Surveys have shown that cheating among students is reaching 'epidemic' proportions, with some studies reporting that up to 80 percent of high-achieving high school students and 75 percent of college students admit to cheating. But now, a new research has suggested how to tackle and eliminate this growing problem.
"We know when kids cheat, why kids cheat and how kids cheat," said Eric Anderman, a recognized expert on student cheating and professor of educational policy and leadership at Ohio State University.
"We know how to motivate kids so that they are much less likely to cheat. The only problem is that what we know about reducing cheating often isn't put into practice in schools," Anderman said.
Anderman said how teachers present the goals of learning in class is the key to reducing cheating.

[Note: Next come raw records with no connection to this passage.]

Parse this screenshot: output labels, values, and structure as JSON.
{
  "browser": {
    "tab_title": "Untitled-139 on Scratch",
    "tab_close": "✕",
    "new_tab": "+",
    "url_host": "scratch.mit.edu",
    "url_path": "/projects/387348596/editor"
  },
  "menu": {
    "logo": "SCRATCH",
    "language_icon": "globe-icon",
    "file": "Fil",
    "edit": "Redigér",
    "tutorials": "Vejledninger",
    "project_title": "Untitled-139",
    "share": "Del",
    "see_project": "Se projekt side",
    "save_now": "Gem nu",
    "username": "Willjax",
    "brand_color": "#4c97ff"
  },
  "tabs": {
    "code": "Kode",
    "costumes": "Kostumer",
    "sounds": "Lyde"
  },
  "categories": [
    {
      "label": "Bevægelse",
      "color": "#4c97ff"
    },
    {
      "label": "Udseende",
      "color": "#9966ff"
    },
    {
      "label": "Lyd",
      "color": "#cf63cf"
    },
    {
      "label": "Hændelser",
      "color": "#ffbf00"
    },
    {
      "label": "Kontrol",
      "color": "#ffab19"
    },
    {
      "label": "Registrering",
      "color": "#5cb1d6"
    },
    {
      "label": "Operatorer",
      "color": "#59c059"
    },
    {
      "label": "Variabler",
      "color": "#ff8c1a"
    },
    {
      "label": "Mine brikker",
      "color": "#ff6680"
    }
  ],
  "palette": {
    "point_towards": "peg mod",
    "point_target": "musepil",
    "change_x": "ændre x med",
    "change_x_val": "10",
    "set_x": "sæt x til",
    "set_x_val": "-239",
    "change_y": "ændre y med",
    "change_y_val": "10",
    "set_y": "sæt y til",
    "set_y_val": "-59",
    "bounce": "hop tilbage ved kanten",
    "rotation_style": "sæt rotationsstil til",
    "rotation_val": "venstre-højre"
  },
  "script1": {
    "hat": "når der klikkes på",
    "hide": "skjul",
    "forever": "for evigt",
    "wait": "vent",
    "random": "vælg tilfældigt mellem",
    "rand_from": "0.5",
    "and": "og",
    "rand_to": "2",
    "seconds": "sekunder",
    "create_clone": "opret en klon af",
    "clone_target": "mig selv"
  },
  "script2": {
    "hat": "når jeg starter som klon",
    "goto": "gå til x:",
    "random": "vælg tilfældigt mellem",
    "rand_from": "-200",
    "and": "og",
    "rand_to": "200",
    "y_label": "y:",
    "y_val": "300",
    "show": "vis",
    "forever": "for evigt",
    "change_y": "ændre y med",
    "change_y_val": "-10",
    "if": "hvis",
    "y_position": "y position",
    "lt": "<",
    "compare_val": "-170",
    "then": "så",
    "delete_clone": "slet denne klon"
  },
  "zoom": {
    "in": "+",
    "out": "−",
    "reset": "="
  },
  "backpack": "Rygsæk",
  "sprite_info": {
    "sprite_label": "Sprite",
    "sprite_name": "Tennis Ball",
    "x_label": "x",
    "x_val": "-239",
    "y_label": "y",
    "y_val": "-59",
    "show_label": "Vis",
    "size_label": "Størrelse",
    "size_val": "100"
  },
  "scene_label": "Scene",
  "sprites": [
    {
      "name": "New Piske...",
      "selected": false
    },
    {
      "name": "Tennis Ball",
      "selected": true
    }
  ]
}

But this is the knowledge that is rarely put into practice in classrooms.
Research has consistently shown that cheating is more likely to occur in classrooms that focus on performance - getting the best possible grades, doing the best on tests.
Cheating is less likely to occur when the goal for students is "personal mastery" of the material - in other words, learning and understanding what is being taught.
Anderman said that federal mandates under "No Child Left Behind," with its emphasis on test scores, send exactly the wrong message to students and teachers and actually encourage cheating.
"These standardized tests aren't going to go away, but we don't have to talk about them in the classroom as the ultimate outcome and goal," he said.
"This produces anxiety and stress in both teachers and students, and that's what leads to cheating," he added.
Ironically, students may actually do better if the focus in classrooms was on personal mastery and not on the tests, according to Anderman.
He said that students will learn better, remember the material longer, cheat less, and still do just as well, if not better, when they do standardized testing.
Schools should work to help teachers change the goals in classrooms from test-taking to mastering the materials, and help them communicate effectively to their students, he added.
"It doesn't help when teachers always talk about 'the test' and reminding students that something 'will be on the test.' The goal should be learning, and not test-taking," Anderman said.
"You can change the goal structure in classrooms. If you change that, you will likely reduce cheating," he added.
The research has been presented at the annual meeting of the American Psychological Association in Toronto.